- Battle of Ştefăneşti: Part of the Moldavian–Ottoman War (1475–1476) and Crimean–Nogai slave raids in Eastern Europe
| Date | July 1476 |
| Location | Ștefănești, Moldavia |
| Result | Moldavian victory |

Belligerents
- Moldavia: Crimean Khanate Nogai Tatars

Commanders and leaders
- Stephen III: Eminek Mârza

Strength
- 10,000: 10,000–30,000

Casualties and losses
- Unknown: Very heavy

= Battle of Ștefănești =

1476 battle between Moldavia and Crimean Tatars

The Battle of Ştefăneşti took place in July 1476, during the Moldavian–Ottoman War, between the Moldavian army of Voivode Stephen the Great and Crimean–Nogai Tatar forces of Murza Eminek Mârza, resulting in Moldavian victory.

== Prelude ==

After the Ottoman defeat at Battle of Vaslui in 1475, Sultan Mehmed II decided to personally lead the campaign in 1476. On 29 May, the Ottoman and Tatar fleet launched failed assaults on Cetatea Albă and Chilia. However, Mehmed II would then intend to divert Stephen the Great's main army, sending out a force of Crimean and Nogai Tatars to raid northern Moldavia. This put Stephen into a difficult position, but nonetheless he decided to lead the Moldavian army to Ștefănești, in order to repel the Tatar invasion.

== Battle ==

When the battle took place at Ștefănești, Stephen's army wasn't at full strength, since his irregular forces requested to demobilize and head home. Stephen complied with the demands of his irregular army, leaving him with only 10,000 regular troops. On the opposing side, there was a raiding force consisting of 10,000–30,000 Tatars.

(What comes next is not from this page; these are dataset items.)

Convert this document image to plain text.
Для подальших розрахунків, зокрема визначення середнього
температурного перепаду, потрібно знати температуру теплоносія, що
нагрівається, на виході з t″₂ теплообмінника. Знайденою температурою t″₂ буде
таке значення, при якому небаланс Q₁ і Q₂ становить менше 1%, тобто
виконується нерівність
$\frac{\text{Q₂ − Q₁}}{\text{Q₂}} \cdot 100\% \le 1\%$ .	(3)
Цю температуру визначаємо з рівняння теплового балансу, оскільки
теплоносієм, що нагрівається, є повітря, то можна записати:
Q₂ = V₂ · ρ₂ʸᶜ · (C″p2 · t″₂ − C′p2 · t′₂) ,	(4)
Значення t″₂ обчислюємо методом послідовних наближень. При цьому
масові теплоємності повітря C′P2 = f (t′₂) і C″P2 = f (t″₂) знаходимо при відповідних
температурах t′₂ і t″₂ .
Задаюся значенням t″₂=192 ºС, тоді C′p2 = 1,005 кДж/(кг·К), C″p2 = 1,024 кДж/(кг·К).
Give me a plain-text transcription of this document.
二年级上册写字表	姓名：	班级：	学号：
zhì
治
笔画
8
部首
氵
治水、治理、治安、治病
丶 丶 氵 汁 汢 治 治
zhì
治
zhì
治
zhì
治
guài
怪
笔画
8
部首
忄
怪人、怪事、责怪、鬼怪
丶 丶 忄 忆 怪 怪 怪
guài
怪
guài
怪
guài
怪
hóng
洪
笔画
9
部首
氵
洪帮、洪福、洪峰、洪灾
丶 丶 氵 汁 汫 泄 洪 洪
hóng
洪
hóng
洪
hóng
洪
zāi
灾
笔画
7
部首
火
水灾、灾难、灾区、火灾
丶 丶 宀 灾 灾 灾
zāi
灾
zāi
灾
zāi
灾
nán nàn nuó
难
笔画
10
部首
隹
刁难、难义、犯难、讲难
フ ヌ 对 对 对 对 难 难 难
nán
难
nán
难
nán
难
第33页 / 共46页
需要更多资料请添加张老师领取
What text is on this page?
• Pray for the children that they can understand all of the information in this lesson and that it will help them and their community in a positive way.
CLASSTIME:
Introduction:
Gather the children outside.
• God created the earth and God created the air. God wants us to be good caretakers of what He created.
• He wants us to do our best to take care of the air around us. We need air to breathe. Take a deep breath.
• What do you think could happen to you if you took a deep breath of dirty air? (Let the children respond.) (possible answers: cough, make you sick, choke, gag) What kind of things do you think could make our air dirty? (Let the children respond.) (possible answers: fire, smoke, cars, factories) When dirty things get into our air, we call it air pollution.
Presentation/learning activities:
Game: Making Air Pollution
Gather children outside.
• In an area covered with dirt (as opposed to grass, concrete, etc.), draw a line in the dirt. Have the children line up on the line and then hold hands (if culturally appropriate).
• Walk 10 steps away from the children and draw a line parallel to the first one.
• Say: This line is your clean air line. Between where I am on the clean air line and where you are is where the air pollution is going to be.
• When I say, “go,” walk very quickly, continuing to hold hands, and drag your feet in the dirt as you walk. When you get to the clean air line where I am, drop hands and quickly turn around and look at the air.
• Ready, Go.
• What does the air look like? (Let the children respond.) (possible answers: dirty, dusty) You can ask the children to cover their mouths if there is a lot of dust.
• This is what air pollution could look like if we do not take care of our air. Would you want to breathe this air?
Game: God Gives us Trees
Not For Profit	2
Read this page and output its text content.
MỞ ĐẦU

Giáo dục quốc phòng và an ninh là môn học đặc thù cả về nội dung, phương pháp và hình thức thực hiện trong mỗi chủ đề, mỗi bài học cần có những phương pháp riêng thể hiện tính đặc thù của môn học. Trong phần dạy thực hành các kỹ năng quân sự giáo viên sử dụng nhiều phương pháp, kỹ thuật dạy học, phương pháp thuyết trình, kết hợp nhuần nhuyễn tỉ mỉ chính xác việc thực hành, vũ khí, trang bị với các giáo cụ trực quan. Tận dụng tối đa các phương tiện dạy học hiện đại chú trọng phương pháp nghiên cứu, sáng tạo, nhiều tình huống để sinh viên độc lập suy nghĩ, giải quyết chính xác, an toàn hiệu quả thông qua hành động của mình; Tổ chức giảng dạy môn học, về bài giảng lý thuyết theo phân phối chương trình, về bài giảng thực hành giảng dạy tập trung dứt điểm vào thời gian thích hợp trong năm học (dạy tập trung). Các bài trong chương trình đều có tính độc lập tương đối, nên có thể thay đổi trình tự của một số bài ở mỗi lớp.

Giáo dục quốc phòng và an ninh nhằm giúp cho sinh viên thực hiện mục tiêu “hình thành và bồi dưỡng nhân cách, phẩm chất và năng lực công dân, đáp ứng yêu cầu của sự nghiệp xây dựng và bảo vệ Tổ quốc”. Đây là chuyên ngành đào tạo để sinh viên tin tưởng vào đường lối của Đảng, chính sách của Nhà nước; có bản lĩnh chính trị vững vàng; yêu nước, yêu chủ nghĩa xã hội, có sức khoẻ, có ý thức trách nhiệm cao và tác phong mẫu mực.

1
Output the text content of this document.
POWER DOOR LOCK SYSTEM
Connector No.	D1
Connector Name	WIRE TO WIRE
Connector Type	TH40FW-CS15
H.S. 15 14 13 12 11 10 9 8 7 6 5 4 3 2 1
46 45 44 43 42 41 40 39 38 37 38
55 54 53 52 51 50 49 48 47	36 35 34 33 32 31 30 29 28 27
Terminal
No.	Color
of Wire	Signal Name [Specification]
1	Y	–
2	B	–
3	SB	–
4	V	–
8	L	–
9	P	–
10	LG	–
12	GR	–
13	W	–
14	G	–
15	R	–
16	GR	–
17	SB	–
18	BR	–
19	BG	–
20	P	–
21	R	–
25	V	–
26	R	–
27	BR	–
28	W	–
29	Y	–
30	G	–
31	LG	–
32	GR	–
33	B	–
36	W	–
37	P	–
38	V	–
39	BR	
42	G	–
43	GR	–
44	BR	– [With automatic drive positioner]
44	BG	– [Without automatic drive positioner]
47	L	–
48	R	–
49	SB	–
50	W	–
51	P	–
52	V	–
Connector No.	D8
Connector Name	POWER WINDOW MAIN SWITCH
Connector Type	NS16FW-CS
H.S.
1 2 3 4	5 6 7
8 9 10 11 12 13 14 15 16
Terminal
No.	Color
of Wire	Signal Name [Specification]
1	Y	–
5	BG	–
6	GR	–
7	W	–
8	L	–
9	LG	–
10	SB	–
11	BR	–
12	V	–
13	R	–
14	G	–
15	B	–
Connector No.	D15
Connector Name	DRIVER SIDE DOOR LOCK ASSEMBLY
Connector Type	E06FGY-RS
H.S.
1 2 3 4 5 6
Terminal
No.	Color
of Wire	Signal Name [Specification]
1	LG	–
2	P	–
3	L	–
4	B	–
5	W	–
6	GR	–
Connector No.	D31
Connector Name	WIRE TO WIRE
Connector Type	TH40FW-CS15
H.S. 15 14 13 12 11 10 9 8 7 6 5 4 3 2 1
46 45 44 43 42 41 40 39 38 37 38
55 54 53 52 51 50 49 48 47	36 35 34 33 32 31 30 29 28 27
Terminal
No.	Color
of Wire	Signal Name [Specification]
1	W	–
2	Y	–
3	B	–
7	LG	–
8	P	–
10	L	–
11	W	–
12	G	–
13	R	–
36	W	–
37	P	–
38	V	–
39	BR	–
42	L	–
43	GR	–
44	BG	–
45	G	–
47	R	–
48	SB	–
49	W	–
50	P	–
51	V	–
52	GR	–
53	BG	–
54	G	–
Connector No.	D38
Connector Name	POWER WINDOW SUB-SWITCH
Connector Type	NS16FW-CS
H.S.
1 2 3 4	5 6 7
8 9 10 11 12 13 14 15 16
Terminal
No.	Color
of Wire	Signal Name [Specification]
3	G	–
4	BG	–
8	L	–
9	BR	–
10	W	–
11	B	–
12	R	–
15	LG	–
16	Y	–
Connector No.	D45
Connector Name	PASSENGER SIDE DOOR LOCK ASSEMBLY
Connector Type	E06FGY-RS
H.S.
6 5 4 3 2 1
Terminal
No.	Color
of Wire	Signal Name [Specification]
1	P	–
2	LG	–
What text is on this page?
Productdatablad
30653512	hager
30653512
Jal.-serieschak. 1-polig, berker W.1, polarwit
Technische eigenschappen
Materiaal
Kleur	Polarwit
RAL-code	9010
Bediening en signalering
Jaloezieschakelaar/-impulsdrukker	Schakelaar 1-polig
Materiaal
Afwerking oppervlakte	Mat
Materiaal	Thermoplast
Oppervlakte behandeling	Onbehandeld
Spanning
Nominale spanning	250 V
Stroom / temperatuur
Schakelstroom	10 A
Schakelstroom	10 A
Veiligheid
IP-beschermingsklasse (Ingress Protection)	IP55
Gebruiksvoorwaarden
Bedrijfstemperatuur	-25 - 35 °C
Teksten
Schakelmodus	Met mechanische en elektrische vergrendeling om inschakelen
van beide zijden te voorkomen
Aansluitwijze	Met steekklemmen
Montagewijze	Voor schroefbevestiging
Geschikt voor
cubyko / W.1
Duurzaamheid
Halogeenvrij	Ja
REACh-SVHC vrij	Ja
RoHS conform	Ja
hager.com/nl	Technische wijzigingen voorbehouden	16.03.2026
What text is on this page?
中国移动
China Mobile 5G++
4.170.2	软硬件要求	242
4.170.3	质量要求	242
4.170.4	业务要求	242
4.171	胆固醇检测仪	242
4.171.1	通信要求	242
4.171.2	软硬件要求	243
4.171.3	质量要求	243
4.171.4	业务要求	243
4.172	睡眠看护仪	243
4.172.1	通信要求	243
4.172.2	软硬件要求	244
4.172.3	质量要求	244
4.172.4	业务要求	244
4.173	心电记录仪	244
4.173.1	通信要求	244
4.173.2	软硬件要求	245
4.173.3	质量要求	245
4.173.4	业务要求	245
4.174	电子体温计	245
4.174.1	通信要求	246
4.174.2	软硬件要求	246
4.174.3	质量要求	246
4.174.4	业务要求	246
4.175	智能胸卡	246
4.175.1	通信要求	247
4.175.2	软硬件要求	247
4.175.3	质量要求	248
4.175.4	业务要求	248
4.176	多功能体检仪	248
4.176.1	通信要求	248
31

After the Tatars crossed the Dniester, they "caused great destruction and looting". Stephen left parts of his army at the Danube and headed towards Ștefănești. The Tatars began to retreat at the news of the Great Horde attack on the Crimean Khanate. However, they were pursued by the Moldavian cavalry. According to Jan Długosz, after the Moldavians caught up with the Tatars, Stephen "threw himself upon the army of the Tatars, whose powers he feared more than those of the Turks. And with God's help you crush them in a fierce slaughter. And he pursued the fugitives with such zeal that he killed more in flight than in battle".

== Aftermath ==

The battle resulted in Moldavian victory and enormous losses to the Tatars. Murza Eminek Mârza in his letter to Sultan Mehmed II stated: "the infidel, coming after us, made a fierce war with us; many of our men have perished; two of my brothers became martyrs; skilled fighters, horses and weapons perished".

Despite Stephen's victory against Tatars at Ștefănești, his focus on Tatar attacks in the north allowed the Ottoman army of Mehmed II to move deeper into Moldavia, with Stephen's next confrontation culminating in a less successful Battle of Valea Albă.